Ce n’est pas trop mal. On est à l’air, au soleil. C’est tout de même de la liberté.

Soudain, le tapage que faisaient deux chiens lourdauds, courant l’un après l’autre, tout le long des couloirs, le tira de ses rêveries.

— Voilà madame Anna qui s’amène, — dit la servante.

En effet, les chiens couchaient avec les patrons, et dès qu’on leur ouvrait la porte, ils s’élançaient toujours, fous de joie, vers la cuisine, où les attendait un copieux déjeuner. C’étaient deux bassets allemands, l’un fauve, l’autre noir, et gras à éclater. Ils tombèrent dans la cuisine comme deux boulets, mais madame Charlotte les mit aussitôt à la porte :

— Allez dehors, vilains ! Le matin, il faut d’abord « faire quelque chose », et après, seulement, se remettre à manger.

Sur le seuil de la cuisine, apparut madame Anna, en chemisette de jour et jupon blanc à dentelles, vision gracieuse qu’Adrien trouva parfaite plus que jamais.
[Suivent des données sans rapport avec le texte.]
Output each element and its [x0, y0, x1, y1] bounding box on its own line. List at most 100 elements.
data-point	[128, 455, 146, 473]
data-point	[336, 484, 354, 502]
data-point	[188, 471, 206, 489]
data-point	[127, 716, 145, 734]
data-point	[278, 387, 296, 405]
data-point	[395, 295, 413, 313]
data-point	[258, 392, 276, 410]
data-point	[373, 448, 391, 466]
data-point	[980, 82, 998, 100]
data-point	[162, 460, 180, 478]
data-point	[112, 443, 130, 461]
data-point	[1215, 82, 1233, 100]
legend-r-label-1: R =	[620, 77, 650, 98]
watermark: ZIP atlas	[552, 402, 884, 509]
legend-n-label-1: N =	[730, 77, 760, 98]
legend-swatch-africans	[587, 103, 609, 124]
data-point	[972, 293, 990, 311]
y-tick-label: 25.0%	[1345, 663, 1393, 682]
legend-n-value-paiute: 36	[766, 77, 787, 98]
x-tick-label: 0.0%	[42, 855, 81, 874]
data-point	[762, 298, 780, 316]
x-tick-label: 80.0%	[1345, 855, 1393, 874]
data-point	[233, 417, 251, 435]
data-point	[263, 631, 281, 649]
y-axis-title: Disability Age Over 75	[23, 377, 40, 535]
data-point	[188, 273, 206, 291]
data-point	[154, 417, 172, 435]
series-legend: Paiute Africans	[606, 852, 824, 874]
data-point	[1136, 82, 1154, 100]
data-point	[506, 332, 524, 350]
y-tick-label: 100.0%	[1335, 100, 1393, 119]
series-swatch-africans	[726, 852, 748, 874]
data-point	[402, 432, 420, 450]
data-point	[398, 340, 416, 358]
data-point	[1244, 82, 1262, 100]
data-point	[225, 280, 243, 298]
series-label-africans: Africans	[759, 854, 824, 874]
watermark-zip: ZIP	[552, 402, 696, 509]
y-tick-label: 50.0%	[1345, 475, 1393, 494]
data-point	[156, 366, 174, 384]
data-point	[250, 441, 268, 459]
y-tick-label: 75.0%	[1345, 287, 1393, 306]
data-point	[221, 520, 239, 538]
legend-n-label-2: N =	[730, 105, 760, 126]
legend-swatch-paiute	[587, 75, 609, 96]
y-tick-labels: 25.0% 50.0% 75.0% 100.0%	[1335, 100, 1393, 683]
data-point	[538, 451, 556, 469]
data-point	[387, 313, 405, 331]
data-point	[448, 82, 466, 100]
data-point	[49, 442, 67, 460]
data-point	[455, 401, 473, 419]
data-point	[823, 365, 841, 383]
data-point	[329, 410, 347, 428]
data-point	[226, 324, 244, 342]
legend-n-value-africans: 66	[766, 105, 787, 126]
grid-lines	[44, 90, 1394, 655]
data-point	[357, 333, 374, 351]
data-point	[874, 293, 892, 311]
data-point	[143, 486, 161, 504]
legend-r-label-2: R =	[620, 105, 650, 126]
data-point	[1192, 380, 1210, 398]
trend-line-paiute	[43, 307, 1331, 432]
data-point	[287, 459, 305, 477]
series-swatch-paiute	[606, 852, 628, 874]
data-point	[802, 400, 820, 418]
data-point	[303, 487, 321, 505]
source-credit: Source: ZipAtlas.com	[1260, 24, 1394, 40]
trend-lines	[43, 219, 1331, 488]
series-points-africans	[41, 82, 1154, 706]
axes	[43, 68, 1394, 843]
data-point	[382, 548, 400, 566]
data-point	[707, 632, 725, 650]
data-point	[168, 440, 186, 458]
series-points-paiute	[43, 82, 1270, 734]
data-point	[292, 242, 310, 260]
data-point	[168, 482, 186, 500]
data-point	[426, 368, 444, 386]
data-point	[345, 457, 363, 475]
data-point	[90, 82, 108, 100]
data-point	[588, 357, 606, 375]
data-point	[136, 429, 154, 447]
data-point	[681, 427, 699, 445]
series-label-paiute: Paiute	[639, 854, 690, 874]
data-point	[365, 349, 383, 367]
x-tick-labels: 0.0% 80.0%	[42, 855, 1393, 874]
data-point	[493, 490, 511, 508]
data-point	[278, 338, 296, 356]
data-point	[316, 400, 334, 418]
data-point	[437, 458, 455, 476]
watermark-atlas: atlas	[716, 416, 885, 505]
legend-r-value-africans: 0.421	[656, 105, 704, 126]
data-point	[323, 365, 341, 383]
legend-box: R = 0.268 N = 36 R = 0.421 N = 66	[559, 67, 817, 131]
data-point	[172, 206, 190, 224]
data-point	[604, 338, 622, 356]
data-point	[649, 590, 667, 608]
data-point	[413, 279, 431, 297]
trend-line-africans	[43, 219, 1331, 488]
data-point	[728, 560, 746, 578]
Vers cette image il fut prêt à se précipiter, sans plus réfléchir.

Il ne fit que se lever et répondre, à son tour, au salut matinal de la patronne.

— Bonjour… madame Anna.

Elle vit la peine qu’il eut à l’appeler « madame », et l’encouragea :

— C’est cela, Adrien : maintenant, tu ne dois plus m’appeler « Anna », comme jadis, mais madame. Et à Hedwige, aussi, il faut dire madame. Et à Mitzi : mademoiselle. Ce n’est pas pour nous, mais pour la maison. Nous… Toujours des amis, n’est-ce pas ?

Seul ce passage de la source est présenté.